Sales teams called upon 188 stores in the 4 weeks prior to Xmas. These sales have been compared with the stores not visited. Rather than use weeks, I have grouped the weeks into 4 weekly periods as shown for clarity. We see that sales trends in the two periods prior to the Calls were similar for both groups of stores. This means we can compare the two groups during the sales call period.

What we want to see are similar uplifts in the Baseline & PreCall periods and higher uplifts in the stores called upon in both the Call & PostCall periods. Statistically this is known as an Interaction effect between Time Period & Call Status. Based on this chart it appears that the sales calls led to an additional uplift of 72% during the Call period and -14% during the post call period.

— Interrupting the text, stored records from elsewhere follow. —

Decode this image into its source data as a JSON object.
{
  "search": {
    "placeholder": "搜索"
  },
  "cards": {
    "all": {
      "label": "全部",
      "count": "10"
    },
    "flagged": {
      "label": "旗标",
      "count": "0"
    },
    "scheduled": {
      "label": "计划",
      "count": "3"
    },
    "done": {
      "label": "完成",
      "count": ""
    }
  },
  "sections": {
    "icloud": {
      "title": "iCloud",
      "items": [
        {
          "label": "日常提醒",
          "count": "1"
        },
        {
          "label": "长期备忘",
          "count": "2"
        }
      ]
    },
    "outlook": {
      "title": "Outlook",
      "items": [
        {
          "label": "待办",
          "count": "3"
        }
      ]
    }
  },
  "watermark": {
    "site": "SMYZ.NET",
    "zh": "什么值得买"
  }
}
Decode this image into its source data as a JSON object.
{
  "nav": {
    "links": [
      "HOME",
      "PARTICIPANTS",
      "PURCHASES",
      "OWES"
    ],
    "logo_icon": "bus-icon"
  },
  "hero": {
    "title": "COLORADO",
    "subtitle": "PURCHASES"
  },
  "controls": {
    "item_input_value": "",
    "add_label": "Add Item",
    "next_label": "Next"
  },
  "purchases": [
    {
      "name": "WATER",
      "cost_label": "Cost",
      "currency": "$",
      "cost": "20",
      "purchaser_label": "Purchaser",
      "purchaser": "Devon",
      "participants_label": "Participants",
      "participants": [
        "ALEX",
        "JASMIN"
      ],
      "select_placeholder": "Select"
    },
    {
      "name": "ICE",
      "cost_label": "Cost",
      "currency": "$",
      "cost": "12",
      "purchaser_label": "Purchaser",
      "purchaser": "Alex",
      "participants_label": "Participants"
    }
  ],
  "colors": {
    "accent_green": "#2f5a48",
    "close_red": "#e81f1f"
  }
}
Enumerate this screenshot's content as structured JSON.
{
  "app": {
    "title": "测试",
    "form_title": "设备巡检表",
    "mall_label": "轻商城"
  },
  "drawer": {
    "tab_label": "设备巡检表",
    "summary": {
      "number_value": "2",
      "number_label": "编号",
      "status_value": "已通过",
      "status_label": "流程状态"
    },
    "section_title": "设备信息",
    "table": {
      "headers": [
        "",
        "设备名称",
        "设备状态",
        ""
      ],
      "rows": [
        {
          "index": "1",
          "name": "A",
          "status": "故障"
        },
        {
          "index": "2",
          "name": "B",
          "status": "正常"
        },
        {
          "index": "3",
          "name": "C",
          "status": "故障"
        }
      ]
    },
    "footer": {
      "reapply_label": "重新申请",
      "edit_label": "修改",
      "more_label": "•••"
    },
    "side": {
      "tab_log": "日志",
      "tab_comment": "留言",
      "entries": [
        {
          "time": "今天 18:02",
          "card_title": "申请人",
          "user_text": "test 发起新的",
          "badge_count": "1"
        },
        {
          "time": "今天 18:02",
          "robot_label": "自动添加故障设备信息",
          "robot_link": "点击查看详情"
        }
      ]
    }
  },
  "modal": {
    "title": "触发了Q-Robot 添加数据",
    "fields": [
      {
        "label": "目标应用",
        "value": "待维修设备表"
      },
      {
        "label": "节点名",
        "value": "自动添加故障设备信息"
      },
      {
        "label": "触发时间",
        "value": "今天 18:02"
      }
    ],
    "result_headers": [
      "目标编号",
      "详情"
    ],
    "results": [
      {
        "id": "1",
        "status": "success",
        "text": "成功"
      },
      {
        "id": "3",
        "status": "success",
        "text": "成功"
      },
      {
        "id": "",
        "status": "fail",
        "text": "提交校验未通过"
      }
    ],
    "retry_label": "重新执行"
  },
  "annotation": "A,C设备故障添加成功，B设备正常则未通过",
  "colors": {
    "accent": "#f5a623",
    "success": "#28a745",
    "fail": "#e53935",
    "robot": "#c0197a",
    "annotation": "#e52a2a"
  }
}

A 2-factorial ANOVA is the simplest way to see if the sales calls achieved a statistically uplift. The two effects we are interested in are Time Period & Call Status. In addition, there is a 3 rd effect which is the Interaction between Time Period & Call Status. We want all three effects to be statistically significant since 1.We want uplifts to be higher during the Call period (Period effect) 2.We want uplifts to be higher in stores that called upon (Call Status effect) 3.We want uplifts to be higher in stores called upon during the Call period (Interaction effect) For these effects to be statistically significant we would be looking for P-values under 10% for all 3 effects and this is definitely the case here. Therefore we conclude that the sales call did lead to a statistically significant uplift.

Conclusions & Recommendations Kettle’s sales calls in the run up to Christmas 2006 had a statistically significant effect on the total value sales of the brand. The effect was an additional uplift of 72% in the stores called upon. The ANOVA test used here to establish statistically significant differences is quite easy to code into a software package to allow users to perform their own statistical tests. However, the 2-sample T-tests and the ANCOVA tests would also need to be coded as sometimes these tests are more appropriate than ANOVA.